My next mission was to walk to the Mathallen Oslo, an upscale food court in the Vulkan neighborhood. That stroll – mostly downhill on a beautiful sunny day – took me down some unpretty main drags – but where I ran into the dog in a harness at the top of this post – and then past a sweet small park and into a funky neighborhood with lots of fun graffiti. The hall itself had lots of restaurant stands – tapas, tacos, seafood, hamburgers, bao bao, Italian – and food stands – bakery, butchery, chocolate, gelato, and bars. I settled in for probably the best fish stew I’d ever had – and darn pretty too – along with a beer and some fresh bread.




The New York Times had done one of their “36 Hours in . . .” travel stories about Oslo in 2023; I always find those useful to figure out where to go and where to stay (in fact, I stayed, this trip, at one of the hotel recommendations in that article – the place with the “decent bagels”). But just as good as the stories can be, the comments are also great sources of information and – in this case – they pointed me in the direction of the Vigeland sculpture park – which is actually the Frogner Park that happens to have a massive installation of sculptures by the artist Gustav Vigeland. So – my next walk was about two miles to the Park.
The Vigeland sculptures there – made of bronze and granite and primarily circled around what is called the Monolith – are big, bountiful, gorgeous, composed primarily of thick human bodies covering the range of human experience – from birth to childhood to adulthood and parenthood to old age. You want to take them all in, going around the circle, looking at the bronze gates, thinking about what is being expressed in each. On a sunny and mostly warm spring day, this was a pleasure.

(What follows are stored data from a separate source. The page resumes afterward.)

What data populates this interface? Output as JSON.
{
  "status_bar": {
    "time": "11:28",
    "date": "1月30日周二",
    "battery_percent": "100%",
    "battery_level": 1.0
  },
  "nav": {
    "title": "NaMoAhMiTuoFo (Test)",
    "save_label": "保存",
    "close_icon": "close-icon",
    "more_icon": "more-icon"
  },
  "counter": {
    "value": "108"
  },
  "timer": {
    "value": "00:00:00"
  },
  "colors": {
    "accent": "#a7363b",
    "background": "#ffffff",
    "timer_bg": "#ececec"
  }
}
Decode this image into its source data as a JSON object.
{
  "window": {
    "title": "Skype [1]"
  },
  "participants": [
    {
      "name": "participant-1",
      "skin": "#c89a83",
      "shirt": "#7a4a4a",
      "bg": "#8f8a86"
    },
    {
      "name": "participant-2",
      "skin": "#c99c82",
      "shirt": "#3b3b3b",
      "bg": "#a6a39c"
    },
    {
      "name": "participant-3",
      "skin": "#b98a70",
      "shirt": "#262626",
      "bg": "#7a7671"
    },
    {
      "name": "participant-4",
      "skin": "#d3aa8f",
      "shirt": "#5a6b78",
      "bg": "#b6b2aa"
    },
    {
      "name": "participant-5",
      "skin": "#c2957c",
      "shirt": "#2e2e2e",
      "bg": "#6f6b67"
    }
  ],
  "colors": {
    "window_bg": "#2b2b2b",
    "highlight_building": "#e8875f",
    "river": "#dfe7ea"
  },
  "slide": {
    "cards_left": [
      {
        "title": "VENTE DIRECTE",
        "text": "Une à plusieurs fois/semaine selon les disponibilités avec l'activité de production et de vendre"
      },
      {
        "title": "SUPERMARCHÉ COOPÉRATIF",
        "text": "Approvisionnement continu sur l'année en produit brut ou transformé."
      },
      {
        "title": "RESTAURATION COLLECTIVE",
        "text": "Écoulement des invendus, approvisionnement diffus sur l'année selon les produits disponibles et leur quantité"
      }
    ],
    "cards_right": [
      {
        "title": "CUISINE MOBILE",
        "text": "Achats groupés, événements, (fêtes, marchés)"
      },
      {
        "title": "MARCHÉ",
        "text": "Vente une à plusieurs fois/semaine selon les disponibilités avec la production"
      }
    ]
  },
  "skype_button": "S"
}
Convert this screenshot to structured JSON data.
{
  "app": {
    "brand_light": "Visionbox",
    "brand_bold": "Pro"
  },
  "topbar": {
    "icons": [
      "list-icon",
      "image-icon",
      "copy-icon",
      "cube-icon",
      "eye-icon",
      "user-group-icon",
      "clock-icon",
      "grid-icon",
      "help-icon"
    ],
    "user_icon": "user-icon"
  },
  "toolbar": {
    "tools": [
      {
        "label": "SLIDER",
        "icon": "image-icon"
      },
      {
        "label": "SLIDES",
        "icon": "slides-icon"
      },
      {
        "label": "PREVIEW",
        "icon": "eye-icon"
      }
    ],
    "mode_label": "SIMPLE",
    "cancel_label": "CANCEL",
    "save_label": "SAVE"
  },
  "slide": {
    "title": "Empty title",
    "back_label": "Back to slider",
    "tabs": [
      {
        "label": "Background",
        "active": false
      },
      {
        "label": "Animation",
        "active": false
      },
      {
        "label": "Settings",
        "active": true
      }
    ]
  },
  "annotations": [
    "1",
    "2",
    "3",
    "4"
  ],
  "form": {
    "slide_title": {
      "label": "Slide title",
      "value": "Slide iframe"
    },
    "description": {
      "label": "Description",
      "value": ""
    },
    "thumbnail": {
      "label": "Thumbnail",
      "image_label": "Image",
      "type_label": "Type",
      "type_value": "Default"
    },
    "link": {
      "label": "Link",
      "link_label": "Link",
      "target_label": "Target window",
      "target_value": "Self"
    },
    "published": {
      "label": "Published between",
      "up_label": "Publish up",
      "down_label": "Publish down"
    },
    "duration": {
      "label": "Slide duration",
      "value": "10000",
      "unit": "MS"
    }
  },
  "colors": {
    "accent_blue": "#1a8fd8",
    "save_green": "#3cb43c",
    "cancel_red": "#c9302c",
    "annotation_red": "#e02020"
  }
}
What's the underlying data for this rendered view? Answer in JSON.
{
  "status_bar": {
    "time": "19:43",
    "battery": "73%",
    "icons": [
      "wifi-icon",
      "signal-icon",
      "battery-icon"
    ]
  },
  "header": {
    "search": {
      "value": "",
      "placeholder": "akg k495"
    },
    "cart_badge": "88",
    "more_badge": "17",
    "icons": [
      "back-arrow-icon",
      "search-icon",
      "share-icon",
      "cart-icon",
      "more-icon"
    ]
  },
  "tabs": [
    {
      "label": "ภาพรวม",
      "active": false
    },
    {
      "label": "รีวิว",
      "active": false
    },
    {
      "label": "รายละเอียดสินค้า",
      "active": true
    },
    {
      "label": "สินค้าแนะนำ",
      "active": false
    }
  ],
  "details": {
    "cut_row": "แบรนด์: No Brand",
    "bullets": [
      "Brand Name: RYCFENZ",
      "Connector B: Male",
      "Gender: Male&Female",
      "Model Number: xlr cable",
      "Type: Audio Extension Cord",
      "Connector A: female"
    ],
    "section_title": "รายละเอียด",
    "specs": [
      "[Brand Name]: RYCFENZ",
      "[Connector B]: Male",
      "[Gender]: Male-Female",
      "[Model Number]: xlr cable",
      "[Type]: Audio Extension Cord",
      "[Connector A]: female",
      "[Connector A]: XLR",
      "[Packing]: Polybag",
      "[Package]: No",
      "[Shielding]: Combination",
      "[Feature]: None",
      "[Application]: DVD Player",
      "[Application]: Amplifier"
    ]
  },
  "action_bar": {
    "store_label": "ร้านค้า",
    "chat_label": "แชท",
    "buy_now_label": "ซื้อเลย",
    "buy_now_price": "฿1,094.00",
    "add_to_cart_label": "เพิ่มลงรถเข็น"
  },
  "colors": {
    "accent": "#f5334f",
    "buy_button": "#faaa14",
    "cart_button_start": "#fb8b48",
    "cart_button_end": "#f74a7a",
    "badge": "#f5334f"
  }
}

The last part of my walk for the day took me from Frogner Park through a neighborhood of embassies and diplomat homes – beautiful and big – and then through the central arts and shopping district. Of my time in Oslo, these two neighborhoods were clearly the most fun to see and enjoy and spend some time wandering around in. Once back at my hotel, I had some time to relax before dinner.
And the dinner joint was a Michelin-starred restaurant named Savage, which came with a prix-fixe menu. It was a very quiet night there – I was one of only four tables and maybe 10 or 12 guests tops. But the food was fantastic, the service was great, and the place was beautiful to look at. I even got to choose from a selection of knives for my Wagyu short ribs!




It was a super last day. I walked about 10 miles total and finished it up with a last vodka at my hotel before heading to bed for a very early wake-up and the flight home.